Бабы тут же, одна за другой из очереди к ним потянулись. Пригляделись к мылу, помылили на пальце. Принюхались и на все голоса заголосили, словно обрадовались, что нашли наконец зло это злосчастное.

– Твое это мыло, ну? – из общего крика, уловил мужик вопрос и, толком не понимая, что происходит, утвердительно кивнул, тревожно глотнув кадыком.

И, как огонь, вскинулись бабы. К стене мужика приперли.

Инвалиды, которых они с крутой бесцеремонностью отогнали, топтались в стороне, ругая свою немощность и бабью беспощадность.

А бабы уже и кулаками над головой трясти стали. В их крике было столько слез и горя, сколько за войну обманута была доверчивостью своей по человеческой жизни истосковавшаяся русская баба.

Громче всех, доходя до визгу, старалась маленькая подвижная бабенка, не стоявшая от возбуждения на месте и оттого походившая на спугнутую с гнезда трясогузку. Прижимая к груди костлявые, раздавленные работой, в красных трещинках кулачки, она суетилась сзади баб, словно выбирала момент для безответного наскока на мужика и, как раненая птица, кричала жалобно и больно.

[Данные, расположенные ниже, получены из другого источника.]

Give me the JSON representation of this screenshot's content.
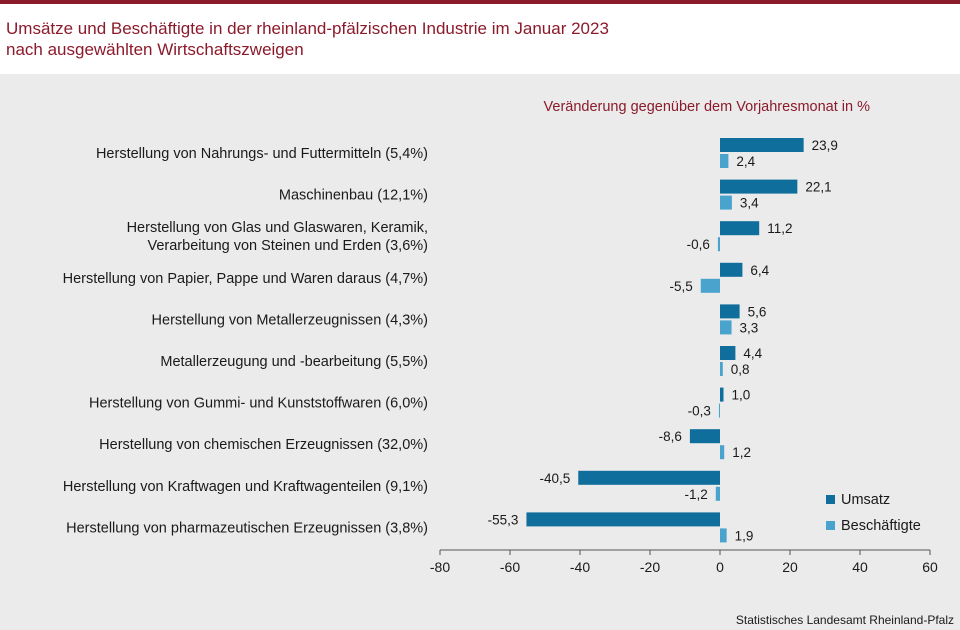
{
  "header": {
    "title_line1": "Umsätze und Beschäftigte in der rheinland-pfälzischen Industrie im Januar 2023",
    "title_line2": "nach ausgewählten Wirtschaftszweigen"
  },
  "chart_data": {
    "type": "bar",
    "orientation": "horizontal",
    "subtitle": "Veränderung gegenüber dem Vorjahresmonat in %",
    "categories": [
      "Herstellung von Nahrungs- und Futtermitteln (5,4%)",
      "Maschinenbau (12,1%)",
      "Herstellung von Glas und Glaswaren, Keramik, Verarbeitung von Steinen und Erden (3,6%)",
      "Herstellung von Papier, Pappe und Waren daraus (4,7%)",
      "Herstellung von Metallerzeugnissen (4,3%)",
      "Metallerzeugung und -bearbeitung (5,5%)",
      "Herstellung von Gummi- und Kunststoffwaren (6,0%)",
      "Herstellung von chemischen Erzeugnissen (32,0%)",
      "Herstellung von Kraftwagen und Kraftwagenteilen (9,1%)",
      "Herstellung von pharmazeutischen Erzeugnissen (3,8%)"
    ],
    "category_lines": [
      [
        "Herstellung von Nahrungs- und Futtermitteln (5,4%)"
      ],
      [
        "Maschinenbau (12,1%)"
      ],
      [
        "Herstellung von Glas und Glaswaren, Keramik,",
        "Verarbeitung von Steinen und Erden (3,6%)"
      ],
      [
        "Herstellung von Papier, Pappe und Waren daraus (4,7%)"
      ],
      [
        "Herstellung von Metallerzeugnissen (4,3%)"
      ],
      [
        "Metallerzeugung und -bearbeitung (5,5%)"
      ],
      [
        "Herstellung von Gummi- und Kunststoffwaren (6,0%)"
      ],
      [
        "Herstellung von chemischen Erzeugnissen (32,0%)"
      ],
      [
        "Herstellung von Kraftwagen und Kraftwagenteilen (9,1%)"
      ],
      [
        "Herstellung von pharmazeutischen Erzeugnissen (3,8%)"
      ]
    ],
    "series": [
      {
        "name": "Umsatz",
        "color": "#0f6e9b",
        "values": [
          23.9,
          22.1,
          11.2,
          6.4,
          5.6,
          4.4,
          1.0,
          -8.6,
          -40.5,
          -55.3
        ],
        "labels": [
          "23,9",
          "22,1",
          "11,2",
          "6,4",
          "5,6",
          "4,4",
          "1,0",
          "-8,6",
          "-40,5",
          "-55,3"
        ]
      },
      {
        "name": "Beschäftigte",
        "color": "#4aa3cc",
        "values": [
          2.4,
          3.4,
          -0.6,
          -5.5,
          3.3,
          0.8,
          -0.3,
          1.2,
          -1.2,
          1.9
        ],
        "labels": [
          "2,4",
          "3,4",
          "-0,6",
          "-5,5",
          "3,3",
          "0,8",
          "-0,3",
          "1,2",
          "-1,2",
          "1,9"
        ]
      }
    ],
    "xlim": [
      -80,
      60
    ],
    "xticks": [
      -80,
      -60,
      -40,
      -20,
      0,
      20,
      40,
      60
    ],
    "xtick_labels": [
      "-80",
      "-60",
      "-40",
      "-20",
      "0",
      "20",
      "40",
      "60"
    ],
    "grid": false,
    "legend_position": "bottom-right"
  },
  "footer": {
    "source": "Statistisches Landesamt Rheinland-Pfalz"
  }
}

– Все белье сгадила его мылом! – жаловалась она, хотя мыло то она купила у кого-то другого, может быть, у настоящего жулика, но беда оставалась бедой, и только боль и безысходность метались в крике ее.

– Век теперь не отмыть! Ни щелоком, ничем!

Кричали все разом и каждая свое.

А мужик, выступая над бабами, ошалело крутил головой, глазами перебирая изуродованные криком лица. Он и в мыслях не допускал быть бабами побитым. И когда кинулись на него сразу и остервенело, с обидой и удивлением озираться стал. Не от боли, от стыда не знал куда деться.

Охнул мужик, и голова его от ударов заметалась. И податься не зная куда, пятками стену скреб, словно вылезти из себя хотел, скрыться от злобы людской и унижения. Шапка, сбитая наземь, как часть его самого, терзалась бабьими ногами.